Imposta di registro su sentenza di opposizione alla stima: aliquota 1% (Cass. civ. Sez. V n. 7837 del 24.03.2025)
Principi di diritto (Massima)
In tema di imposta di registro, la sentenza che, all’esito del giudizio di opposizione alla stima dell’indennità di esproprio e di occupazione legittima, ne accerta l’esatto ammontare e dispone il deposito della differenza presso la Cassa Depositi e Prestiti, non ha natura di condanna, ma di accertamento di diritti a contenuto patrimoniale. Essa è pertanto soggetta all’imposta di registro nella misura proporzionale dell’1%, ai sensi dell’art. 8, lett. c), della Tariffa, parte prima, allegata al d.P.R. n. 131 del 1986. L’ordine di deposito non costituisce il petitum dell’azione di opposizione, né è pronunciato nell’interesse dell’espropriato, il quale deve attendere lo svincolo definitivo della somma per ottenere il ristoro economico del bene.
Il Fatto
Gli eredi di due soggetti proprietari di terreni e fabbricati espropriati dall’Università degli studi di Catania ricevevano un avviso di liquidazione con cui l’Agenzia delle Entrate pretendeva l’imposta di registro sulla sentenza della Corte d’Appello di Catania che aveva determinato le indennità di espropriazione e di occupazione e ordinato all’espropriante il versamento delle differenze alla Cassa Depositi e Prestiti.
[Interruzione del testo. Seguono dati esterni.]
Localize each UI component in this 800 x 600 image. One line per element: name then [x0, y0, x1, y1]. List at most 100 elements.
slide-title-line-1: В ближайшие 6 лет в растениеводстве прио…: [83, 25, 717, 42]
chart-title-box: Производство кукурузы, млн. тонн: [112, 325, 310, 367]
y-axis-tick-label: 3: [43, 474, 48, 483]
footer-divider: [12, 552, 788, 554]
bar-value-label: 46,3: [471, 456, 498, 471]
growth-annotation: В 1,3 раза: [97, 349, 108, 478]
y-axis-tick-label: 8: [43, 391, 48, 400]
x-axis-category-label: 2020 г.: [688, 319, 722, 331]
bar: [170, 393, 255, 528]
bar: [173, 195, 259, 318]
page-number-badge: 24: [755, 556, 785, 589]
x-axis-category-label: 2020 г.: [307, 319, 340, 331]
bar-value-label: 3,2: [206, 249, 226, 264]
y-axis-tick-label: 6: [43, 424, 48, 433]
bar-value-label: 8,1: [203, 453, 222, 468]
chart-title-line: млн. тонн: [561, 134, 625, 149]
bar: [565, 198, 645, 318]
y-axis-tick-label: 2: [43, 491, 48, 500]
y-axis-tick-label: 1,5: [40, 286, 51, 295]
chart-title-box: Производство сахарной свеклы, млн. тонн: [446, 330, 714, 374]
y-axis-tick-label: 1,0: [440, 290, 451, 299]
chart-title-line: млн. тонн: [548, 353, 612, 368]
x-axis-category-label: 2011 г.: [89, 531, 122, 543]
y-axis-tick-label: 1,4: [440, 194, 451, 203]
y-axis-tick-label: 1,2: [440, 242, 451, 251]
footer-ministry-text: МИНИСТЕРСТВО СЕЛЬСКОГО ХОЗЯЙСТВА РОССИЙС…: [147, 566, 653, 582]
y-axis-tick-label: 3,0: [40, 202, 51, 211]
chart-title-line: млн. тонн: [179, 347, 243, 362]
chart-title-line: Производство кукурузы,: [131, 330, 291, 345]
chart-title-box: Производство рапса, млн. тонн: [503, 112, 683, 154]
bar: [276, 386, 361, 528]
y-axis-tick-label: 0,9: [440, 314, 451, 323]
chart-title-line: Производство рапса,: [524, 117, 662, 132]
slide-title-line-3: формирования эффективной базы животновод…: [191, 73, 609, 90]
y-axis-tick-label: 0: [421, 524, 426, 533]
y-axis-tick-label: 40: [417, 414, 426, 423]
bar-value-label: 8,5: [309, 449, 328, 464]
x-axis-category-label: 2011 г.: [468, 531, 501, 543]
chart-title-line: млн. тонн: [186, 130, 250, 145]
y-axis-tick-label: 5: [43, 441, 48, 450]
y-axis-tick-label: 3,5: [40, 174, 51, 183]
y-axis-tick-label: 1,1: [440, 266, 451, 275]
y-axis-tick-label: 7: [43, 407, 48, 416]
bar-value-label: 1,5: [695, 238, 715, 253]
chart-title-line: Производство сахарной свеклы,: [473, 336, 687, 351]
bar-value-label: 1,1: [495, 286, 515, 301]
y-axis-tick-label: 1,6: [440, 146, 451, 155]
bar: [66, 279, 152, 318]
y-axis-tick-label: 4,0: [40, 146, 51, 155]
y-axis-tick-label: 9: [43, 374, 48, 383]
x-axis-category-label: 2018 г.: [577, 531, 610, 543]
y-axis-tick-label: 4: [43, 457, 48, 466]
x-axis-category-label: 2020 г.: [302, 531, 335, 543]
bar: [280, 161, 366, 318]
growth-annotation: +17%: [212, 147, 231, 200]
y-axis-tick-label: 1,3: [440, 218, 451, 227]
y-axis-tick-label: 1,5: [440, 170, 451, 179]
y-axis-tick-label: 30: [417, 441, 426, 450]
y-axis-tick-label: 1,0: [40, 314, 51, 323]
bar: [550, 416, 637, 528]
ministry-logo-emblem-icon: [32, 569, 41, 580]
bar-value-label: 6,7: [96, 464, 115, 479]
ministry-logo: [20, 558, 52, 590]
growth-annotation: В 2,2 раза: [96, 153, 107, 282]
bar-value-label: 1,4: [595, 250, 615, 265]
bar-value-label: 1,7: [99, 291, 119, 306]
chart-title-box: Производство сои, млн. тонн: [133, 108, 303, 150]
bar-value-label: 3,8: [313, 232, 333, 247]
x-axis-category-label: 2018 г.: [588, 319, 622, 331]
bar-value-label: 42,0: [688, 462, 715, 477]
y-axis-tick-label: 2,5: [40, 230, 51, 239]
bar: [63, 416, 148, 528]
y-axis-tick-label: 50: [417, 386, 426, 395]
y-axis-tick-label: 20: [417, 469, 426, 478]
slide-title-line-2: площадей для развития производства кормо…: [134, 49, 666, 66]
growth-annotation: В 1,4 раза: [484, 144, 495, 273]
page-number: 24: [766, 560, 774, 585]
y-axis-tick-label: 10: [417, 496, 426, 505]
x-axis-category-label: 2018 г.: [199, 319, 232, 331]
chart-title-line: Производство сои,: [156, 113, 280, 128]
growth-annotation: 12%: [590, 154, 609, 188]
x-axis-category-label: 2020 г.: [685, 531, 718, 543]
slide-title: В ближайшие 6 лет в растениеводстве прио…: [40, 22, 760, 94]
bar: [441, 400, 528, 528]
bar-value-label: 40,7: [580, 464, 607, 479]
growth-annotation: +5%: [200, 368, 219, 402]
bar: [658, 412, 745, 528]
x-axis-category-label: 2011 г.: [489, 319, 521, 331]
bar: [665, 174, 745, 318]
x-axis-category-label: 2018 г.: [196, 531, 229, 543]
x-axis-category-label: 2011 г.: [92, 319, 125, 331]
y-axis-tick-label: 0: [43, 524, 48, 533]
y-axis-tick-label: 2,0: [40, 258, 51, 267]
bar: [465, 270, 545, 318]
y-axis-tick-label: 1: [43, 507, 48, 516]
L’Agenzia applicava aliquote del 12% e del 9%, ritenute dai contribuenti non corrispondenti alla natura dell’atto.
I contribuenti impugnavano l’atto, sostenendo l’applicabilità dell’aliquota dell’1% o, in subordine, del 3%. La CTP accoglieva il ricorso riconoscendo l’1%; la CTR della Sicilia, in riforma, determinava l’imposta nella misura del 3%, valorizzando la natura di condanna della pronuncia. La controversia giungeva così in Cassazione.
La Motivazione della Corte
Il Collegio ha ritenuto fondato il primo motivo di ricorso, ribadendo l’orientamento secondo cui la sentenza resa all’esito del giudizio di opposizione alla stima ha natura di accertamento di diritti a contenuto patrimoniale e non di condanna. Ne deriva l’applicazione dell’imposta di registro nella misura proporzionale dell’1%, ai sensi dell’art. 8, lett. c), della Tariffa allegata al d.P.R. n. 131 del 1986.
La Corte ha preso atto del superamento del contrasto in sede di legittimità, già registratosi con le pronunce richiamate (Cass. Sez. 5 n. 18430/2021, Cass. Sez. 5 n. 21697/2021, Cass. Sez. 5 n. 34749/2024, Cass. Sez. 5 n. 801/2025), che hanno smentito il precedente indirizzo contrario di Cass. Sez. 5 n. 9137/2014, sul quale si era fondata la sentenza impugnata.
Il percorso argomentativo muove dalla distinzione tra l’oggetto del giudizio di opposizione, che riguarda la congruità dell’indennità rispetto ai criteri di legge, e le domande volte a conseguire il pagamento dell’indennità definitivamente accertata. L’ordine di deposito non è il bene della vita perseguito dal creditore, né è pronunciato nel suo interesse: l’espropriato deve attendere lo svincolo definitivo della somma, al termine del procedimento, per ottenere il ristoro economico.
Il deposito dell’indennità costituisce, in realtà, un adempimento funzionale e prodromico al completamento del procedimento espropriativo, fase transitoria tra la determinazione provvisoria e quella definitiva, finalizzata alla tutela di terzi creditori che vantano diritti sull’immobile espropriato. Non vi è, dunque, alcun trasferimento di ricchezza né attribuzione di un bene o condanna al pagamento, ma solo un accertamento di valore con un adempimento accessorio nell’interesse di terzi e della parte pubblica debitrice.
Con il secondo motivo, i ricorrenti lamentavano la violazione dell’art. 91 cod. proc. civ. in materia di spese. Il motivo è stato respinto, poiché il consolidamento dell’orientamento di legittimità in corso di causa giustifica la compensazione delle spese dell’intero giudizio. La Corte ha quindi cassato la decisione impugnata e, decidendo nel merito, ha annullato l’atto impositivo riconoscendo l’applicazione dell’aliquota dell’1%.